By relating disparate data assets from various formats (including Microsoft Excel spreadsheets, structured files and Microsoft Access files) to one another (through the use of an ontology model, which will be described in more detail), a Web interface portal was constructed. Employing this interface, users will one day be able to query various data sources and gain immediate knowledge of environmental health information.

A prime example of this would be an individual looking to understand regional or local environmental problems before purchasing a home. Another good example of the utility in this project would be a parent intent on understanding possible levels of environmental exposure to a child. Finally, local officials or industry lobbying groups might wish to apply or lobby for additional cleanup funding if they discover that certain areas are more polluted than others.

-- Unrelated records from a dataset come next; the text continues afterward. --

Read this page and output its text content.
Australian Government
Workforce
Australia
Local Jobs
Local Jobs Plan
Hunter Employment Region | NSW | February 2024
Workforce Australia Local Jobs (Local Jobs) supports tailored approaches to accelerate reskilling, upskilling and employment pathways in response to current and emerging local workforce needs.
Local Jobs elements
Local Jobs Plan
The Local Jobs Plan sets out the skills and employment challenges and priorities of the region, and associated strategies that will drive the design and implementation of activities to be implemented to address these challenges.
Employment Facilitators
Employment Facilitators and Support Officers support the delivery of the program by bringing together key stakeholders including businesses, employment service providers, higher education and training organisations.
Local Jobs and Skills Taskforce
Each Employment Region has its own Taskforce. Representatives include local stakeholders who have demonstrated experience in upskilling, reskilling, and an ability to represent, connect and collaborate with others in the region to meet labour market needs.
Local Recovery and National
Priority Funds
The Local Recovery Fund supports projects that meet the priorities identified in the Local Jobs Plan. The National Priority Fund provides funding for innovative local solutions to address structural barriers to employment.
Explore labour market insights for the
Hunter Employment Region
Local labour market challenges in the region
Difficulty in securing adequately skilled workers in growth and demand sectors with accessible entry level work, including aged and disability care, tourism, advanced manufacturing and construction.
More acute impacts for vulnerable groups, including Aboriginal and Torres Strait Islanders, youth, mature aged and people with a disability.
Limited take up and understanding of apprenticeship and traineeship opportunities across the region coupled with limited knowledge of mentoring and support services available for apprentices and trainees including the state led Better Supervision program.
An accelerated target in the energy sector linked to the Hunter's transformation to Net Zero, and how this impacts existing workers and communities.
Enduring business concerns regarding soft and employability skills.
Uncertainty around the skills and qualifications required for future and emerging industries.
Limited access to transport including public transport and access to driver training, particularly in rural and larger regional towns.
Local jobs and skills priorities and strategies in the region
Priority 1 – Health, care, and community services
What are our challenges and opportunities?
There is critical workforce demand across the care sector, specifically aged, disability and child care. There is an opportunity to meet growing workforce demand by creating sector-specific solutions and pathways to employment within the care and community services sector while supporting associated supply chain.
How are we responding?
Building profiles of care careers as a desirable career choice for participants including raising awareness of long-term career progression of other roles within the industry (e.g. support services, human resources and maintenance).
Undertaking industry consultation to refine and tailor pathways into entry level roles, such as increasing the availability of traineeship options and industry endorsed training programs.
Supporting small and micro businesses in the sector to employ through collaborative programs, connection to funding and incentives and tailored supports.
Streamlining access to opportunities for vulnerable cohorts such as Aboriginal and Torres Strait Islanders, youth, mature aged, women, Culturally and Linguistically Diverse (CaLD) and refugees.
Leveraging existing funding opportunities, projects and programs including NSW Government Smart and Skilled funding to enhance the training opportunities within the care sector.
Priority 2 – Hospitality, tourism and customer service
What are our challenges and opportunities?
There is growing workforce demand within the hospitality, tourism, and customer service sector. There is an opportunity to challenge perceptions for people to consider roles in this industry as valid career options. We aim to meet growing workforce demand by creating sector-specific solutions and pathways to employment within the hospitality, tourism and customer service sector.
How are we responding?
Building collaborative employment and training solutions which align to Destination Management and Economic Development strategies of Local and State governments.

An Aviation Security Example

An equally compelling information management problem encountered on a daily basis by local and federal government officials revolves around aviation security. In a post-September 11th world (and pre-September 11th, as well), assessing security risks amid passengers departing from and arriving into the United States remains an ongoing challenge. As in the environmental example above, the data sources for assessing passenger threat levels come from a multitude of sources and in a multitude of formats. Only by organizing and comparing the useful bits of data do Federal Aviation Administration (FAA) and Transportation Security Administration (TSA) officials possess the ability to reduce passenger check-in times, eliminate false positives, and ensure a working aviation system nationwide.

In a recent implementation aimed at resolving this situation, the FAA used the diverse information sources it had available to compare data, uncover relationships from disconnected information, and make a higher percentage of correct assumptions about passenger threats. Analysis of this data and the FAA's ability to merge and use those aspects of its broad information capabilities make an increasingly complex task more manageable and successful.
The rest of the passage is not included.